ICOULD WRITE reams about the government’s mishandling of the march to Muzaffarabad and how they should have clamped curfew across the Valley the day before the march, instead of letting it go ahead and then shooting dead more than 27 protestors, including a senior leader of the Hurriyat Conference. The subsequent anger would only grow, and we saw that in the size of the crowds, which swelled into hundreds and thousands. These were the same leaders who, until May, were forced to address dwindling crowds on Fridays outside mosques because they had few takers. Now, suddenly, they were addressing mammoth gatherings, gatherings that mainstream parties couldn’t even dream of addressing.

Even today we compound our mistakes by a partisan approach to our follow-up action. We punish an SSP because two protestors were shot in Jammu while enforcing the blockade and defying the curfew. Rightly so. If force was used in an unjustified manner, the guilty must be punished. But what of the police and paramilitary forces that shot dead 27 people in Kashmir while marching to Muzaffarabad? No curfew had been imposed, and no prohibitory orders were issued. The government made no effort to stop the march until they decided to open fire and yet, no inquiry has been ordered and no one has been punished. In Jammu, the police cremated Kuldeep Dogra, who committed suicide over the land issue, after dark. There was an immediate and justified reaction among the people because Hindus do not cremate after sunset. The people retrieved his partly-burnt body from the funeral pyre and completed the rituals the next day. The government suspended the police officials involved and ordered an inquiry because religious sentiments had been hurt. And rightly so. The police had no business cremating the body and the guilty must be punished. But what of Muslim sentiments in Kashmir — CRPF jawans are alleged to have desecrated a most holy shrine in downtown Srinagar the other day. This caused huge anger among the people and nothing at all is done. No inquiry is ordered. It’s as if the sentiments in Kashmir don’t matter.

SUDDENLY, ELECTION fever seems to have gripped Delhi again. A pity Ghulam Nabi Azad hadn’t seen past the need to spend the last few populist months in government. If he had held the election in May, things would have been different. The focus can’t be on the election; it has to be on healing the wounds both in Kashmir and in Jammu. Jammu continues to be dangerously polarised along communal lines and Kashmir is still seething with anger. Under such circumstances, it’s difficult to imagine how we can have a meaningful election unless the government makes a concerted effort to reach out to the people in both regions.

There are issues of discrimination as well. Strangely, Jammu feels discriminated at the hands of Kashmir and Kashmir feels as strongly discriminated at the hands of Jammu. Ladakh and Kargil feel discriminated at the hands of both. These are issues that ultimately only a duly-elected government can begin to address. We can’t expect the answers and the solutions to come from a centrallyruled administration.

I have chosen in this essay to stay away from the larger questions of the ultimate solution to the Kashmir issue and the role of Pakistan in that solution because there just isn’t the space. Instead, I’ve chosen to focus on the immediate past so as to put events and their fallout in to some sort of perspective.
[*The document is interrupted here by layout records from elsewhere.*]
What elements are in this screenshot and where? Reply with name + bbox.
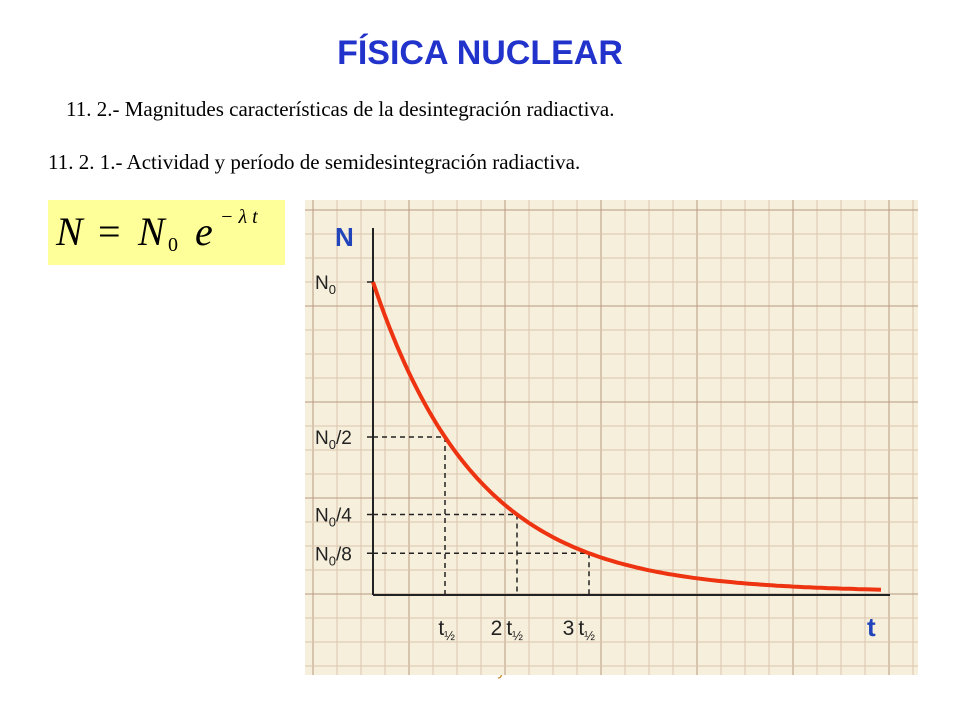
x-label-prefix: 3	[563, 617, 575, 640]
y-label-sub: 0	[329, 437, 336, 452]
x-label-prefix: 2	[491, 617, 503, 640]
x-label-main: t	[438, 617, 444, 640]
formula-base: N	[138, 209, 165, 254]
y-label: N0	[315, 273, 336, 297]
y-label-main: N	[315, 544, 329, 565]
y-axis-label: N	[335, 222, 354, 252]
x-label-sub: ½	[444, 628, 455, 643]
y-label-main: N	[315, 506, 329, 527]
x-label-sub: ½	[512, 628, 523, 643]
subsection-heading: 11. 2. 1.- Actividad y período de semide…	[48, 150, 581, 174]
title: FÍSICA NUCLEAR	[337, 34, 623, 72]
formula-subscript: 0	[168, 234, 178, 256]
x-label-main: t	[578, 617, 584, 640]
y-label-suffix: /2	[336, 428, 352, 449]
y-label-main: N	[315, 428, 329, 449]
section-heading: 11. 2.- Magnitudes características de la…	[66, 97, 615, 121]
y-label-main: N	[315, 273, 329, 294]
y-label-sub: 0	[329, 282, 336, 297]
graph-background	[305, 200, 918, 675]
decay-curve	[371, 281, 882, 592]
formula-equals: =	[98, 209, 121, 254]
x-label-sub: ½	[584, 628, 595, 643]
formula-exponent: − λ t	[220, 206, 258, 228]
y-label: N0/4	[315, 506, 352, 530]
formula: N = N 0 e − λ t	[48, 200, 285, 265]
x-label: 2 t½	[491, 617, 524, 643]
x-axis-label: t	[867, 612, 876, 642]
formula-e: e	[195, 209, 213, 254]
formula-lhs: N	[56, 209, 83, 254]
y-label-suffix: /8	[336, 544, 352, 565]
x-label-main: t	[506, 617, 512, 640]
x-label: 3 t½	[563, 617, 596, 643]
x-label: t½	[438, 617, 455, 643]
y-label-suffix: /4	[336, 506, 352, 527]
y-label-sub: 0	[329, 515, 336, 530]
y-label: N0/2	[315, 428, 352, 452]
y-label: N0/8	[315, 544, 352, 568]
y-label-sub: 0	[329, 553, 336, 568]
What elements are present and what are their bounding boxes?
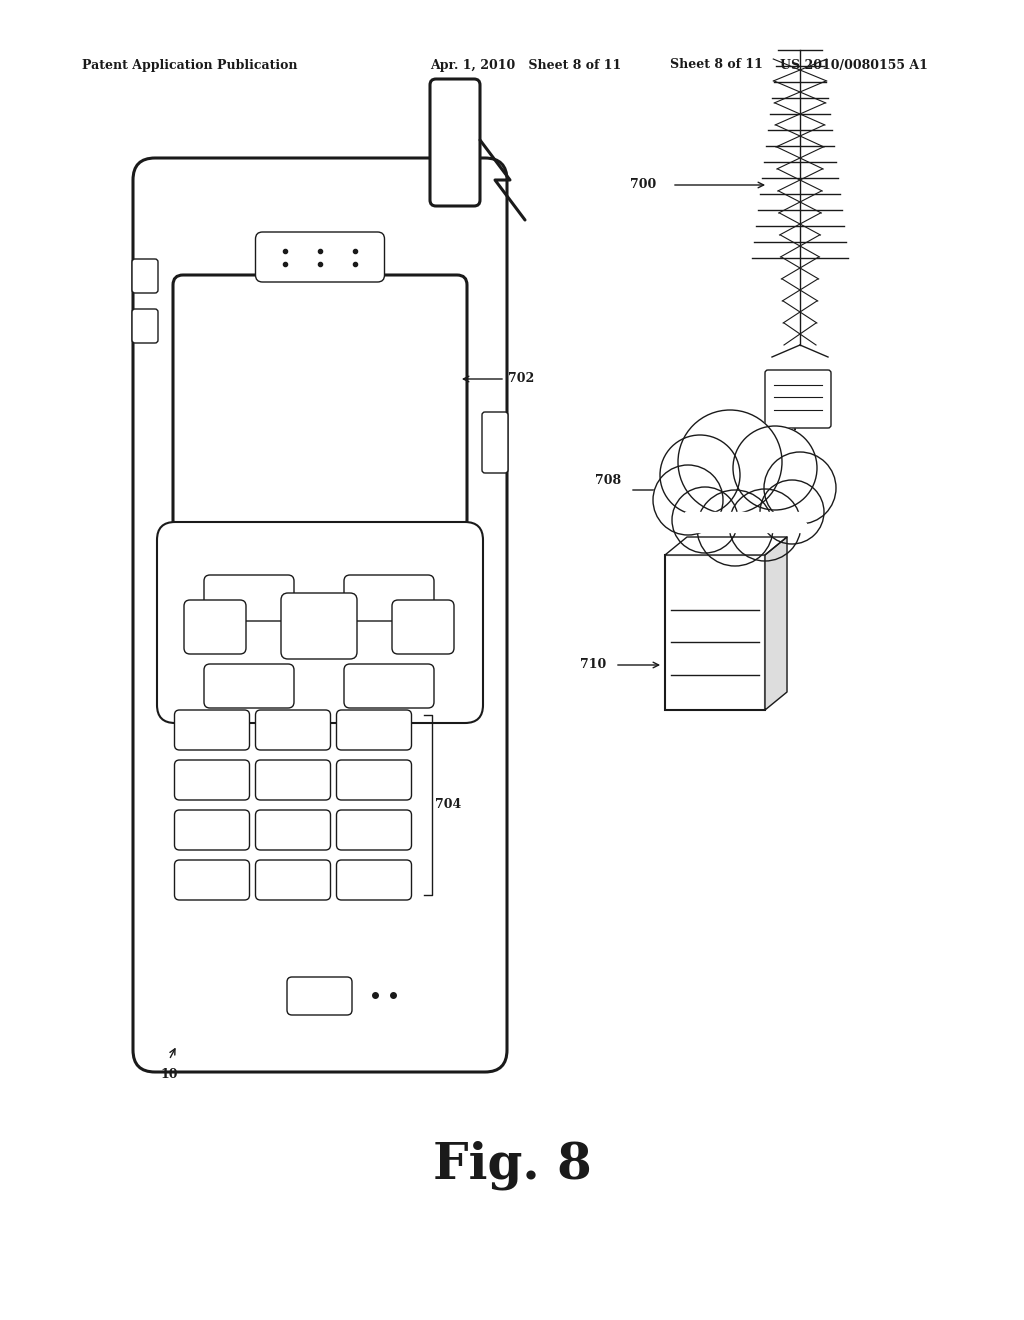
Circle shape <box>697 490 773 566</box>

I’ll end only with this thought and it’s one I’ve shared at every Round Table conference on Kashmir and every seminar on the subject — Kashmir is a political issue, not an economic or a military one. There are aspects of economics and military in the problem and the solution, but the genesis of the issue lies in its politics and the solution will also have to be found politically. We can’t buy our way to a solution nor can we shoot our way to a solution. We have to talk our way to one. Whether that solution lies in greater autonomy, selfrule, Pervez Musharaff’s four-point solution, the abrogation of Article 370 of the Constitution or any other as yet undiscussed formulation, only dialogue will provide the answer. It is the dialogue, which is sadly absent today.